I found a nice little video on youtube recently of Kevin Polk describing the contingency-shaped nature of Acceptance and Commitment Therapy (or Acceptance & Commitment Training, as they call it in the program at the regional centre of the Veteran Affairs in Togus, Maine USA). A nice metaphor that ACT is like learning to ride a bike, no amount of instruction can replace actually being shaped by doing it. This rule-governed vs contigency-shaped distinction gets to the heart of what ACT is about (I have previously discussed this here, in relation to therapy supervision).

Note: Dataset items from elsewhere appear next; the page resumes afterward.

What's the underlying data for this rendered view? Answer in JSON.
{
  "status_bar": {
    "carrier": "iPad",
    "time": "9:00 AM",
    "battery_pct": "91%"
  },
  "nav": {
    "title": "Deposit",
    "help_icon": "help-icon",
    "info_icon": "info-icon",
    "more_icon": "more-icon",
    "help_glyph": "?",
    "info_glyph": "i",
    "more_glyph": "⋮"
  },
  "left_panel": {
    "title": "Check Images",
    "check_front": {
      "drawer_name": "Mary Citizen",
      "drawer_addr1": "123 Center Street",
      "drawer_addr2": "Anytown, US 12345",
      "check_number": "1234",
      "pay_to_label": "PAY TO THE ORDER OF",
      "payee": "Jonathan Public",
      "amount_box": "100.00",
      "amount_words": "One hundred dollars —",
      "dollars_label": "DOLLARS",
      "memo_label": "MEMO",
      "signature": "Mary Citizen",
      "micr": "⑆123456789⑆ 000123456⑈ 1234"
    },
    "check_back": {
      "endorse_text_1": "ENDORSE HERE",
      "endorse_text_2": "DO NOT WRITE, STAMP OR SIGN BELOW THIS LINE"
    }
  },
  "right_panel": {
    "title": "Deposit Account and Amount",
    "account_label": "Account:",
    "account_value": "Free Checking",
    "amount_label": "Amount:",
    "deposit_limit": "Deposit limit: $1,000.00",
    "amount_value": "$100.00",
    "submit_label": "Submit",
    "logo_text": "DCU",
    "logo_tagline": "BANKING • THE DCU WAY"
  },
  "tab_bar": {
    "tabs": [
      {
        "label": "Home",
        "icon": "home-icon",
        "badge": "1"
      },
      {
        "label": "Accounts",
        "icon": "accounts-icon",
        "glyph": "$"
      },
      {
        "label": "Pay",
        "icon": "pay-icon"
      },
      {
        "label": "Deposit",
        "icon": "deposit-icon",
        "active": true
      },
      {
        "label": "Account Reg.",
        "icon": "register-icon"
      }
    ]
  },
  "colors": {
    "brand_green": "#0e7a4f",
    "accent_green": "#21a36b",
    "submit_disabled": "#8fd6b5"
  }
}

Dr Polk and his colleagues treat veterans for PTSD using ACT and have a program that makes the approach more accessible by describing the skills as “Let Go, Show Up and Get Moving” in valued directions. They presented their work at the recent ACT Summer Institute IV in Chicago, and I was impressed by how simple and elegant the approach was, while still being consistent to the model. It was also impressive how many groups they had run in just a couple of years. Here is a potted description of their program:
The Intensive Outpatient PTSD Program (IOP) – ACT is presented to a cohort of veterans in a “workshop” format across 14 classes (groups) in five days. All aspects of ACT (Let Go, Show Up, and Get Moving) are experienced in the 14 sessions. Veterans who have graduated from a week-long cohort are offered unlimited follow-ups in the form of additional groups or individual “coaching” via the phone or in person. The program conducts 26 cohorts per year.